International interest in hydrogen withdrawal is similarly keen. According to the manufacturer Alstom, inquiries have been forthcoming from countries such as Canada, Indonesia and Japan. This should hardly come as a surprise: The government of the island nation aims to make hydrogen the energy source of the future and is heavily subsidising relevant projects, alongside the purchase of a hydrogen-powered car. In this way, the government aims to introduce around 800,000 fuel-cell vehicles onto Nippon's roads by 2030. To this end, the hydrogen supply is also set to be drastically increased: from 200 tonnes per year (the 2017 baseline) to 4,000 tonnes in 2020 and to 300,000 tonnes in 2030. The intention is to use hydrogen not only to power cars but also to supply homes with electricity and heat. High prices and low levels of efficiency mean that this is currently only partially viable. But this is set to change with the increasing spread of renewable energies. So that renewable electricity is not wasted on particularly sunny or windy days because not enough people are using their washing machines, the idea is to temporarily store the excess supply in hydrogen. “The use of hydrogen is only going to be effective if new energy sources become widely available,” Toshiki Shimizu, head of the smart energy systems division at Panasonic, told the Stuttgarter Zeitung.
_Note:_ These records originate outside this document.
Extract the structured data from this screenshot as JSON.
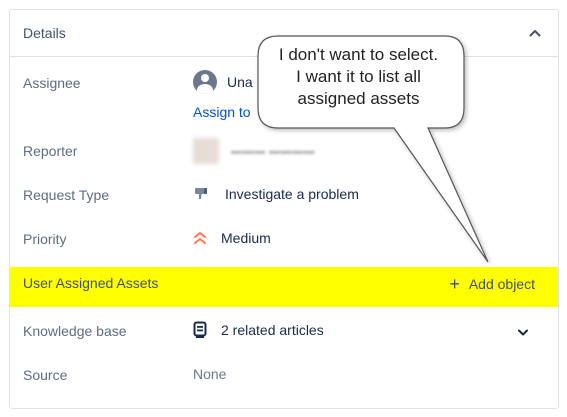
{
  "panel": {
    "title": "Details"
  },
  "fields": {
    "assignee": {
      "label": "Assignee",
      "value": "Una",
      "assign_link": "Assign to"
    },
    "reporter": {
      "label": "Reporter"
    },
    "request_type": {
      "label": "Request Type",
      "value": "Investigate a problem"
    },
    "priority": {
      "label": "Priority",
      "value": "Medium"
    },
    "user_assigned_assets": {
      "label": "User Assigned Assets",
      "action": "Add object"
    },
    "knowledge_base": {
      "label": "Knowledge base",
      "value": "2 related articles"
    },
    "source": {
      "label": "Source",
      "value": "None"
    }
  },
  "callout": {
    "lines": [
      "I don't want to select.",
      "I want it to list all",
      "assigned assets"
    ]
  },
  "colors": {
    "highlight": "#ffff00",
    "link": "#0052cc",
    "priority": "#ff7452"
  }
}
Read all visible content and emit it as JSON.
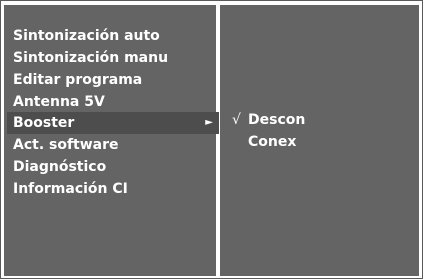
{
  "menu": {
    "items": [
      {
        "label": "Sintonización auto"
      },
      {
        "label": "Sintonización manu"
      },
      {
        "label": "Editar programa"
      },
      {
        "label": "Antenna 5V"
      },
      {
        "label": "Booster",
        "selected": true,
        "arrow": "►"
      },
      {
        "label": "Act. software"
      },
      {
        "label": "Diagnóstico"
      },
      {
        "label": "Información CI"
      }
    ]
  },
  "submenu": {
    "options": [
      {
        "check": "√",
        "label": "Descon"
      },
      {
        "check": "",
        "label": "Conex"
      }
    ]
  }
}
“The use of hydrogen is only going to be effective if new energy sources become widely available.”

Toshiki Shimizu, head of the smart energy systems division at Panasonic

Japan's huge neighbour China also wants to push ahead with the spread of the fuel cell. In 2018, the Chinese state invested 11 billion Euro in subsidies for the technology – and this figure is only set to increase. By 2030, it is anticipated that there will be 3,000 hydrogen filling stations in China. Car manufacturers are also putting hydrogen on their agenda: Great Wall Motors, for example, has hiked up its investment in fuel cell technology. And start-up Grove Hydrogen Automotive unveiled its first hydrogen-powered production vehicles in Shanghai at the end of April.

Bosch and Audi laying plans for the fuel cell

German manufacturers are now also rediscovering fuel cell technology for themselves. For instance, as the car manufacturer recently announced, Audi intends to invest more money and capacity in its development. Later this year, the Ingolstadt-based company intends to develop a first prototype with the aim of launching a fuel cell car in 2021 – albeit initially in small quantities. Large-scale production is proposed for the middle of the next decade. Bosch also wants to be at the forefront of fuel cell development. The supplier plans to have the mass production of fuel cells up and running by 2022. Bosch sees huge potential here, especially in the field of commercial vehicles. The group calculates that up to 20 percent of all electric vehicles could be powered by fuel cells by 2030.